NG: I believe that acts of resistance become meaningful and powerful only if they are made visible through storytelling. The storytelling, in turn, can encourage the citation and repetition of the subversive actions or discursive practices, and this reproduction process can ultimately transform marginalised actions into the norm. This is when petrified historical processes begin to change. As Marx famously wrote in The Eighteenth Brumaire of Louis Bonaparte, people make “their own history, but they do not make it… under circumstances chosen by themselves, but under given circumstances directly encountered and inherited from the past”. Only by producing a wide array of actions that challenge, resist and defy these oppressive structures can the historical process change. But such actions have to be converted into stories [to have power].
 
ML: If there is one discovery you’ve made through your own research into the personal histories you relate in the book, or elsewhere, that you think fundamentally changes the general understanding – among Israelis, Palestine and/or outsiders – of the basic nature of the conflict and its histories, what would it be?

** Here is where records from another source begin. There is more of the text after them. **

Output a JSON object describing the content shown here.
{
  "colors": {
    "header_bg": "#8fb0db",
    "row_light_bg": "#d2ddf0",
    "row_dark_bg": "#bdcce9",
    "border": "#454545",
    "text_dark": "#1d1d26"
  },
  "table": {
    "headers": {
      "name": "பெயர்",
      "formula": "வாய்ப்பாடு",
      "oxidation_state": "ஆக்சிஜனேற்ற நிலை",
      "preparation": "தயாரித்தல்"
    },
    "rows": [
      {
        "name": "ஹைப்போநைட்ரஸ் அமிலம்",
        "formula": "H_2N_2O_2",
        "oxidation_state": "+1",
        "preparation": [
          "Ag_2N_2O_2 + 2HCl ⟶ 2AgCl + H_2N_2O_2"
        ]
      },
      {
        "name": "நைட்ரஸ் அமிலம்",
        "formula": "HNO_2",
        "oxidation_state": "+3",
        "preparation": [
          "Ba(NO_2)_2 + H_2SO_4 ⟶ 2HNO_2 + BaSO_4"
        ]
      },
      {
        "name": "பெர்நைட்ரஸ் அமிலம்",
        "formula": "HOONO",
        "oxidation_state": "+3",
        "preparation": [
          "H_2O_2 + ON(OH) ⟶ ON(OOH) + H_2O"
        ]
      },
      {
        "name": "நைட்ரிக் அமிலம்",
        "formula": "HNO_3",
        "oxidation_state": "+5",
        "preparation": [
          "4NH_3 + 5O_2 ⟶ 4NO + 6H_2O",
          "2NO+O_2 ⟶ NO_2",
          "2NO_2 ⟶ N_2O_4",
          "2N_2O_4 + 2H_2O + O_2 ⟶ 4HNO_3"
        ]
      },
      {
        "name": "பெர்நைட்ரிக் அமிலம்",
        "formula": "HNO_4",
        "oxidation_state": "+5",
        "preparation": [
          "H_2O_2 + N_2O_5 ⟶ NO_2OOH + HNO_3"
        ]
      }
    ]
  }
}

RB: On the one hand, it’s crucial to show that ordinary Palestinians are not unique in their ideas, behaviour and actions. Yet I’ve also come to understand how profound is the relationship between personal histories, collective narratives and the right path to a just peace-all in the context of the profound impact of conflict on every aspect of Palestinian life. The matrix of Israeli control runs so deep and goes back decades; there was nothing random, born out of chance or propelled by supposed Palestinian provocations. But if the Israelis have controlled the first part (Plan Dallet, the Allon Plan, Oslo, the Gaza siege), the Palestinians are in charge of the second – their resistance, steadfastness, intifadas, sumoud.

SN: A wider audience is beginning to understand that there is another narrative which tells a different story than the Israeli /Zionist narrative and point of view. It’s important that it is no longer the dominant one.

NG: We must remember that speaking truth to power is a central part of Jewish culture. Indeed, it seems to me that one cannot understand the Biblical prophets in any other way. Hence, all those Jewish dissidents who appear in the book, including people like Hillel Kook and Jonathan Pollack, who might very well reject this categorisation, are following a pronounced, and in my mind, great Jewish tradition. But they are, to be sure, doing it in their own way, being sensitive to the circumstances that shape their present and using the methods and strategies available to them as well as their particular talents.

Mark LeVine is professor of Middle Eastern history at UC Irvine, and distinguished visiting professor at the Center for Middle Eastern Studies at Lund University in Sweden and the author of the forthcoming book about the revolutions in the Arab world, The Five Year Old Who Toppled a Pharaoh.